Giornalista scientifico e culturale, nato nel 1986, Roberto Paura ha contribuito a portare nel nostro paese l’uso della futurologia come strumento scientifico per la previsione degli sviluppi futuri, sia in ambito tecnologico che sociale. L’ha fatto fondando l’
Italian Institute for the Future, la rivista Futuri e l’Associazione Futuristi Italiani, organizzando diverse edizioni della manifestazione Futuro Remoto, ma anche scrivendo diverse opere divulgative, come
Occupare il futuro (Codice edizioni) o
La fisica del tempo perduto (Cento Autori), che invitano il pubblico a capire i meccanismi e i benefici dei
futures studies.
Lei sembra incarnare l’ampiezza di settori di cui si occupa la futurologia, avendo studiato sia relazioni internazionali che fisica nucleare. Come è arrivato a occuparsi di questa scienza?
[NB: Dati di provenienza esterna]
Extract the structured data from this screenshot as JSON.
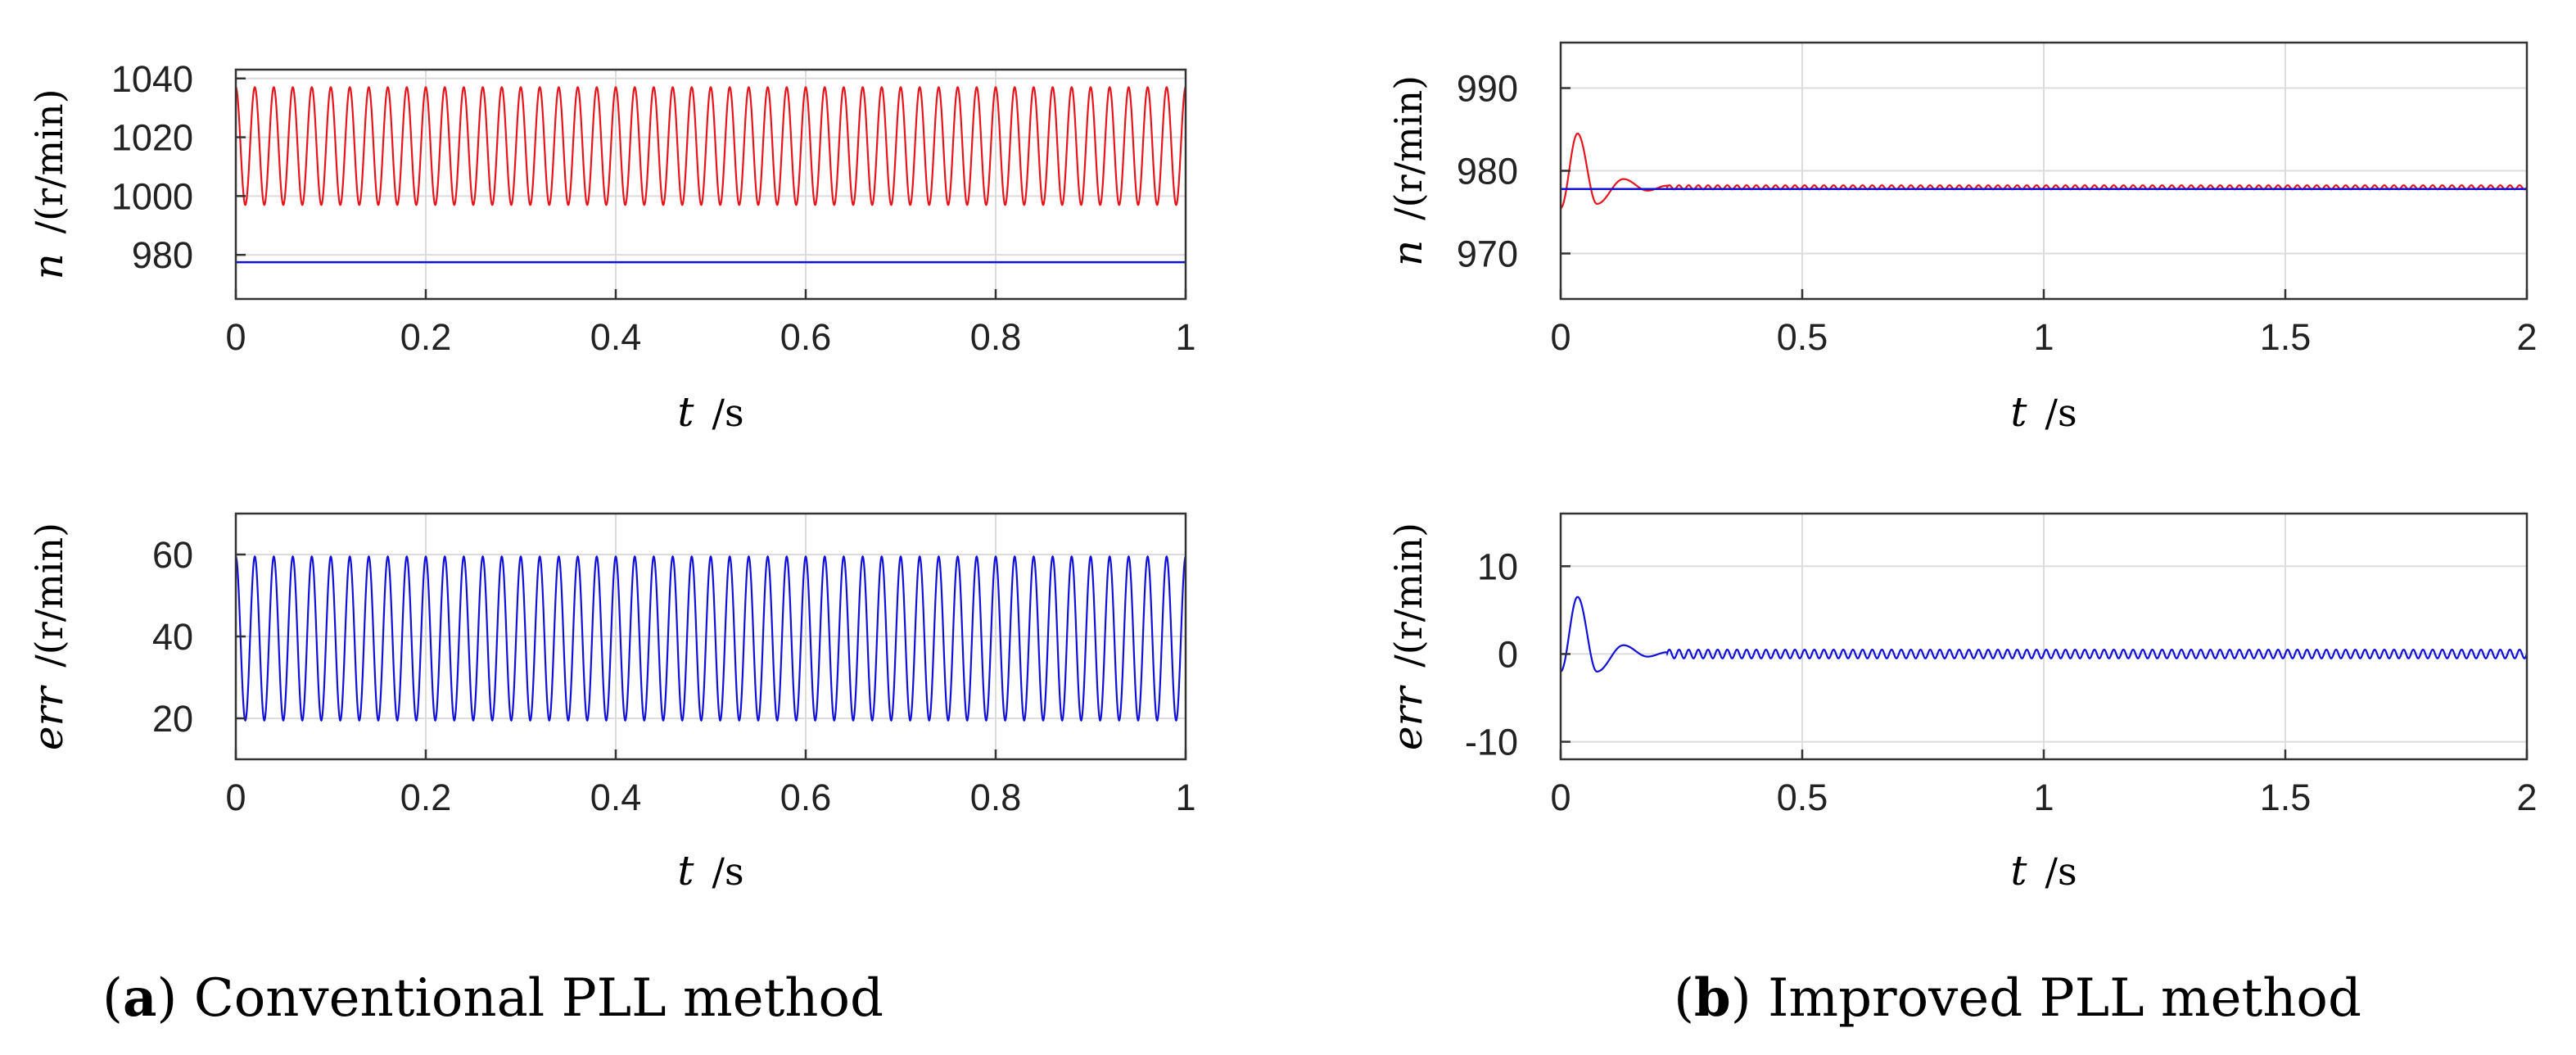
{
  "colors": {
    "red": "#e8141c",
    "blue": "#1010d8",
    "grid": "#dcdcdc"
  },
  "panels": [
    {
      "letter": "a",
      "title": "Conventional PLL method"
    },
    {
      "letter": "b",
      "title": "Improved PLL method"
    }
  ],
  "chart_data": [
    {
      "id": "a-top",
      "type": "line",
      "xlabel": {
        "italic": "t",
        "unit": "/s"
      },
      "ylabel": {
        "italic": "n",
        "unit": "/(r/min)"
      },
      "xlim": [
        0,
        1
      ],
      "ylim": [
        965,
        1043
      ],
      "xticks": [
        0,
        0.2,
        0.4,
        0.6,
        0.8,
        1
      ],
      "xtick_labels": [
        "0",
        "0.2",
        "0.4",
        "0.6",
        "0.8",
        "1"
      ],
      "yticks": [
        980,
        1000,
        1020,
        1040
      ],
      "ytick_labels": [
        "980",
        "1000",
        "1020",
        "1040"
      ],
      "grid": true,
      "series": [
        {
          "color": "red",
          "kind": "sine",
          "mean": 1017,
          "amplitude": 20,
          "cycles": 50,
          "phase": 0.25
        },
        {
          "color": "blue",
          "kind": "constant",
          "value": 977.5
        }
      ]
    },
    {
      "id": "b-top",
      "type": "line",
      "xlabel": {
        "italic": "t",
        "unit": "/s"
      },
      "ylabel": {
        "italic": "n",
        "unit": "/(r/min)"
      },
      "xlim": [
        0,
        2
      ],
      "ylim": [
        964.5,
        995.5
      ],
      "xticks": [
        0,
        0.5,
        1,
        1.5,
        2
      ],
      "xtick_labels": [
        "0",
        "0.5",
        "1",
        "1.5",
        "2"
      ],
      "yticks": [
        970,
        980,
        990
      ],
      "ytick_labels": [
        "970",
        "980",
        "990"
      ],
      "grid": true,
      "series": [
        {
          "color": "red",
          "kind": "transient",
          "settle": 978.0,
          "start": 975.5,
          "points": [
            [
              0.035,
              984.5
            ],
            [
              0.075,
              976.0
            ],
            [
              0.13,
              979.0
            ],
            [
              0.18,
              977.6
            ],
            [
              0.22,
              978.2
            ]
          ],
          "ripple": 0.25,
          "ripple_cycles": 100
        },
        {
          "color": "blue",
          "kind": "constant",
          "value": 977.8
        }
      ]
    },
    {
      "id": "a-bottom",
      "type": "line",
      "xlabel": {
        "italic": "t",
        "unit": "/s"
      },
      "ylabel": {
        "italic": "err",
        "unit": "/(r/min)"
      },
      "xlim": [
        0,
        1
      ],
      "ylim": [
        10,
        70
      ],
      "xticks": [
        0,
        0.2,
        0.4,
        0.6,
        0.8,
        1
      ],
      "xtick_labels": [
        "0",
        "0.2",
        "0.4",
        "0.6",
        "0.8",
        "1"
      ],
      "yticks": [
        20,
        40,
        60
      ],
      "ytick_labels": [
        "20",
        "40",
        "60"
      ],
      "grid": true,
      "series": [
        {
          "color": "blue",
          "kind": "sine",
          "mean": 39.5,
          "amplitude": 20,
          "cycles": 50,
          "phase": 0.25
        }
      ]
    },
    {
      "id": "b-bottom",
      "type": "line",
      "xlabel": {
        "italic": "t",
        "unit": "/s"
      },
      "ylabel": {
        "italic": "err",
        "unit": "/(r/min)"
      },
      "xlim": [
        0,
        2
      ],
      "ylim": [
        -12,
        16
      ],
      "xticks": [
        0,
        0.5,
        1,
        1.5,
        2
      ],
      "xtick_labels": [
        "0",
        "0.5",
        "1",
        "1.5",
        "2"
      ],
      "yticks": [
        -10,
        0,
        10
      ],
      "ytick_labels": [
        "-10",
        "0",
        "10"
      ],
      "grid": true,
      "series": [
        {
          "color": "blue",
          "kind": "transient",
          "settle": 0.0,
          "start": -2.0,
          "points": [
            [
              0.035,
              6.5
            ],
            [
              0.075,
              -2.0
            ],
            [
              0.13,
              1.0
            ],
            [
              0.18,
              -0.3
            ],
            [
              0.22,
              0.2
            ]
          ],
          "ripple": 0.5,
          "ripple_cycles": 100
        }
      ]
    }
  ]
}
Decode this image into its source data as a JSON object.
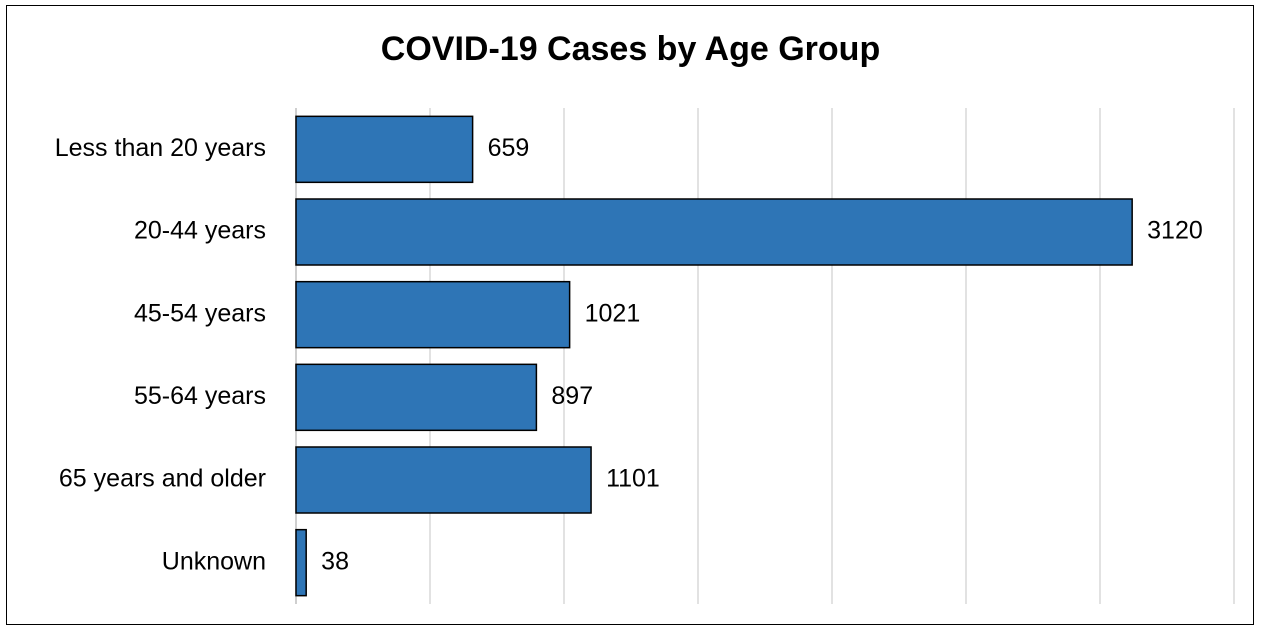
{
  "chart_data": {
    "type": "bar",
    "orientation": "horizontal",
    "title": "COVID-19 Cases by Age Group",
    "xlabel": "",
    "ylabel": "",
    "categories": [
      "Less than 20 years",
      "20-44 years",
      "45-54 years",
      "55-64 years",
      "65 years and older",
      "Unknown"
    ],
    "values": [
      659,
      3120,
      1021,
      897,
      1101,
      38
    ],
    "data_labels": [
      "659",
      "3120",
      "1021",
      "897",
      "1101",
      "38"
    ],
    "xlim": [
      0,
      3500
    ],
    "grid": true,
    "legend": "none",
    "bar_color": "#2E75B6",
    "bar_outline_color": "#000000",
    "grid_color": "#D9D9D9"
  }
}
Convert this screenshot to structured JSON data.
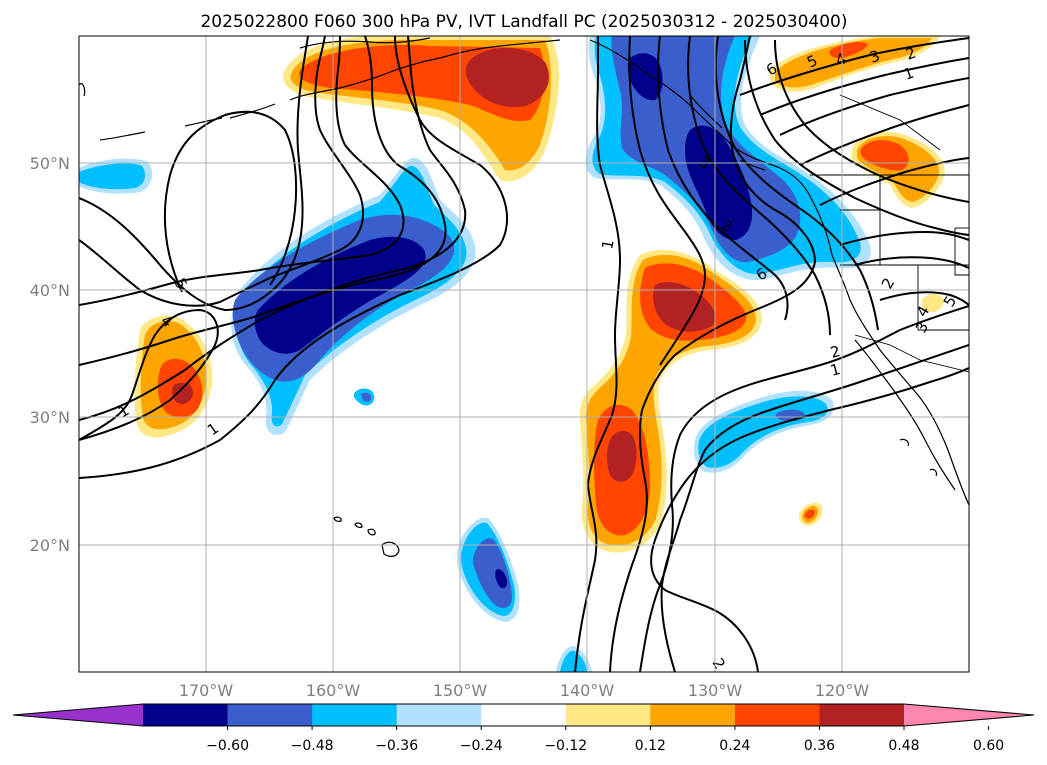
{
  "title": "2025022800 F060 300 hPa PV, IVT Landfall PC (2025030312 - 2025030400)",
  "lat_labels": [
    "50°N",
    "40°N",
    "30°N",
    "20°N"
  ],
  "lon_labels": [
    "170°W",
    "160°W",
    "150°W",
    "140°W",
    "130°W",
    "120°W"
  ],
  "colorbar": {
    "ticks": [
      "−0.60",
      "−0.48",
      "−0.36",
      "−0.24",
      "−0.12",
      "0.12",
      "0.24",
      "0.36",
      "0.48",
      "0.60"
    ],
    "colors": [
      "#9932cc",
      "#00008b",
      "#3a5fcd",
      "#00bfff",
      "#b0e2ff",
      "#ffffff",
      "#ffe885",
      "#ffa500",
      "#ff4500",
      "#b22222",
      "#ff86b0"
    ],
    "extend": "both"
  },
  "contour_labels": [
    "5",
    "4",
    "1",
    "1",
    "1",
    "2",
    "3",
    "6",
    "5",
    "4",
    "3",
    "2",
    "1",
    "6",
    "2",
    "1",
    "2",
    "4",
    "5",
    "3",
    "2"
  ],
  "map": {
    "projection": "PlateCarree",
    "lat_range": [
      10,
      60
    ],
    "lon_range": [
      -180,
      -110
    ],
    "grid": true
  }
}
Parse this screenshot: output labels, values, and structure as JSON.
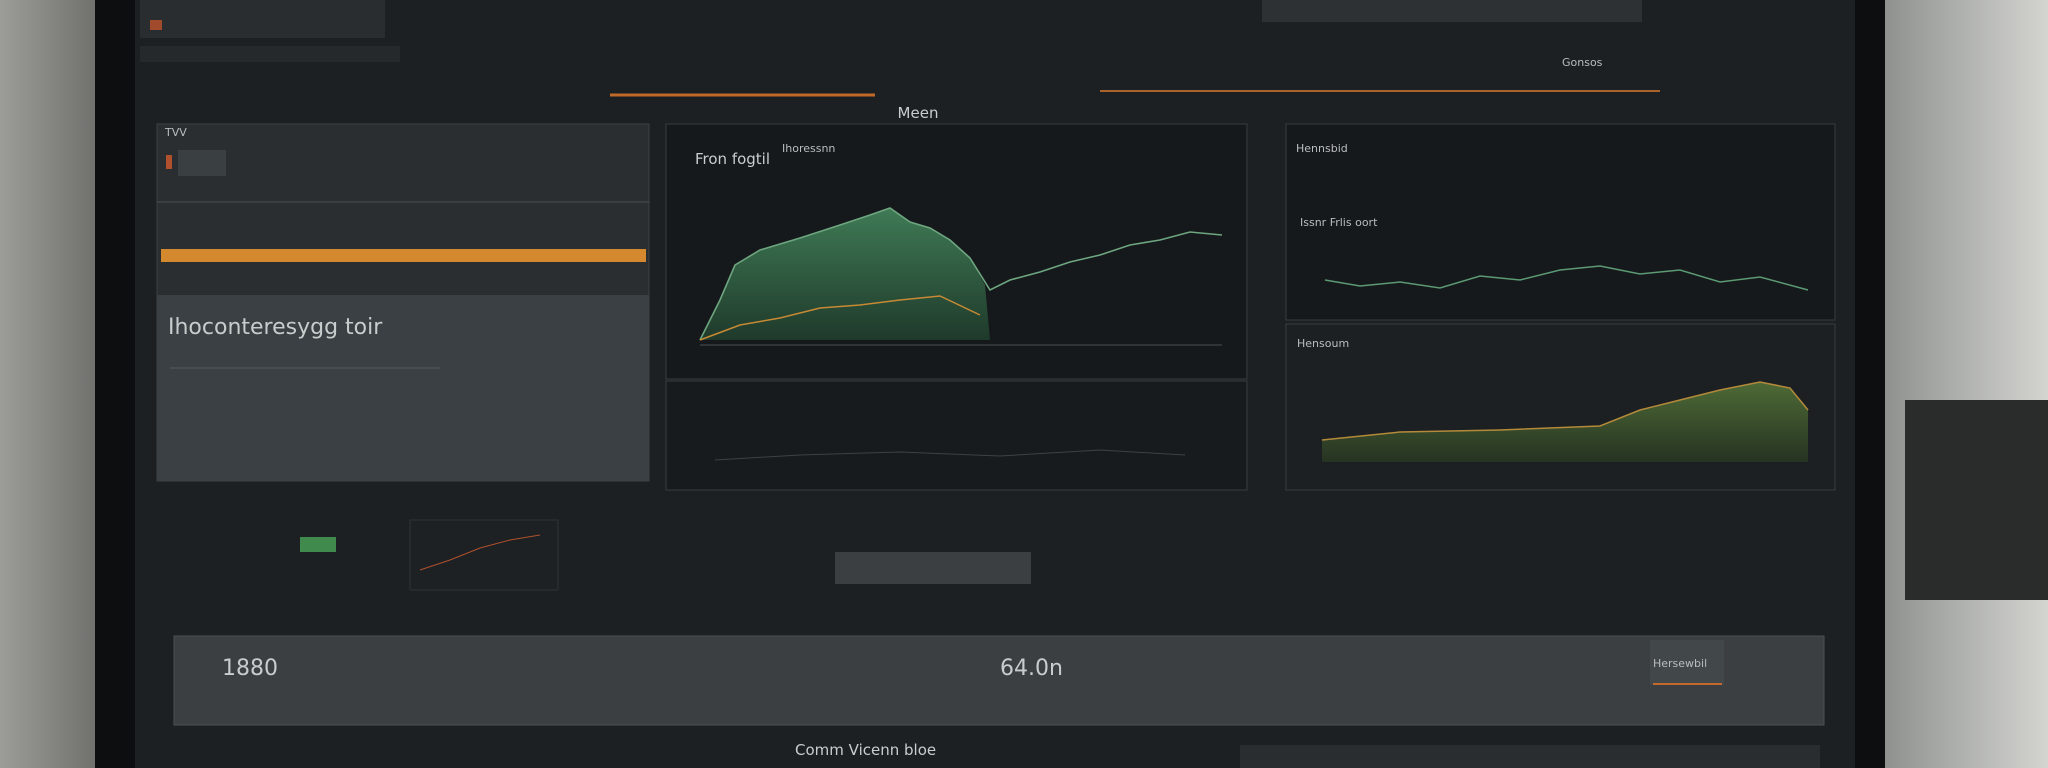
{
  "header": {
    "title": "Meen",
    "search": "Gonsos"
  },
  "left_panel": {
    "label": "TVV",
    "heading": "Ihoconteresygg toir"
  },
  "center_panel": {
    "title": "Fron fogtil",
    "subtitle": "Ihoressnn"
  },
  "right_panel": {
    "title": "Hennsbid",
    "chart_label": "Issnr Frlis oort",
    "lower_label": "Hensoum"
  },
  "stats": {
    "left": "1880",
    "center": "64.0n"
  },
  "footer": {
    "title": "Comm Vicenn bloe",
    "tab": "Hersewbil"
  }
}
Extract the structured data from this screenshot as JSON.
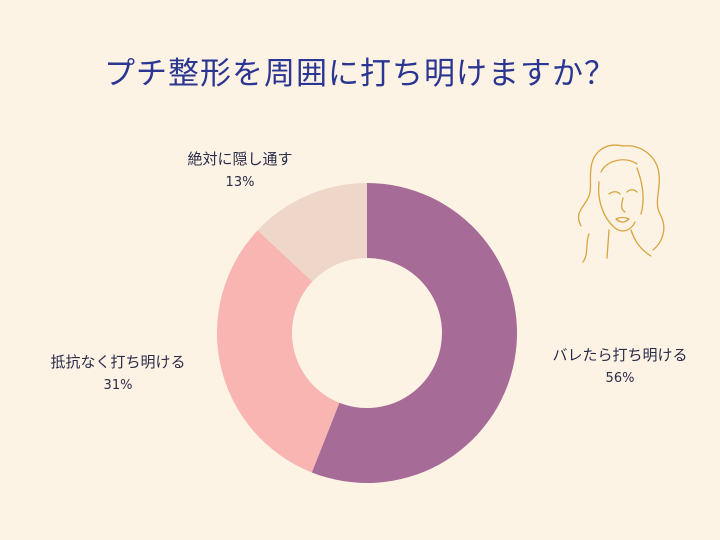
{
  "title": "プチ整形を周囲に打ち明けますか？",
  "chart_data": {
    "type": "pie",
    "donut": true,
    "title": "プチ整形を周囲に打ち明けますか？",
    "categories": [
      "バレたら打ち明ける",
      "抵抗なく打ち明ける",
      "絶対に隠し通す"
    ],
    "values": [
      56,
      31,
      13
    ],
    "value_labels": [
      "56%",
      "31%",
      "13%"
    ],
    "colors": [
      "#A76B98",
      "#F8B5B2",
      "#EED6C8"
    ],
    "legend": "none"
  },
  "colors": {
    "background": "#FDF3E4",
    "title": "#2B3592",
    "illustration": "#D9A441"
  },
  "icons": {
    "decoration": "woman-face-line-art-icon"
  }
}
In molti modi: da un lato, per una naturale tendenza all’interdisciplinarietà che spinge a rifuggire la specializzazione (non sono né un politologo né un fisico, e sto completando una nuova laurea in storia ma non sono uno storico): gli studi sul futuro sono una meta-disciplina proprio perché interdisciplinari per natura; dall’altro, per la propensione a proiettarsi sul lungo termine e cercare di capire dove potrebbero spingerci le dinamiche del presente se non adeguatamente gestite. Occupandomi di comunicazione della scienza e di giornalismo scientifico, ho avuto modo di conoscere molti esperti di diversi campi e comprendere quanto urgente fosse il tema del futuro e quanto poco fosse studiato. Mi sono poi imbattuto nei Futures Studies grazie alle pochissime persone che agli inizi dello scorso decennio se ne occupavano in Italia. La scelta di provare a rilanciare questo ambito di studi è stata pertanto naturale.
La futurologia si occupa dell’esplorazione dei possibili futuri probabili. Quali strumenti usa per farlo?
Per essere più precisi, mentre la futurologia si fonda sullo studio dei futuri probabili – perché ingenuamente ritiene che esista un futuro prevedibile lì fuori – i Futures Studies hanno ampliato circa cinquant’anni fa questo obiettivo analizzando l’interdipendenza tra tre dimensioni: futuri probabili, futuri possibili e futuri preferibili. Ciascuno richiede strumenti di indagine diversa. Quelli più noti riguardano la prima dimensione (probabilità) e sono principalmente quantitativi e statistici, per esempio costruzione di indici previsionali o analisi di serie storiche. Un metodo tipico quali-quantitativo è il
Delphi, un’indagine che raccoglie opinioni di esperti selezionati su probabilità e impatto di eventi che potrebbero accadere nel futuro. I metodi qualitativi riguardano principalmente l’
Horizon scanning, ossia la scansione di fonti per comprendere l’evoluzione dei principali megatrend, o individuare fenomeni emergenti, o anticipare wild card (i cosiddetti “cigni neri”); e la costruzione di scenari, che è la tappa finale di un’analisi di futuro. Lo
scenario planning si avvale di svariate metodologie a seconda che l’obiettivo sia definire solo il futuro più probabile, oppure ampliare l’orizzonte verso più scenari possibili, o ancora individuare un “futuro preferibile” sulla base del quale definire le strategie d’intervento nel presente.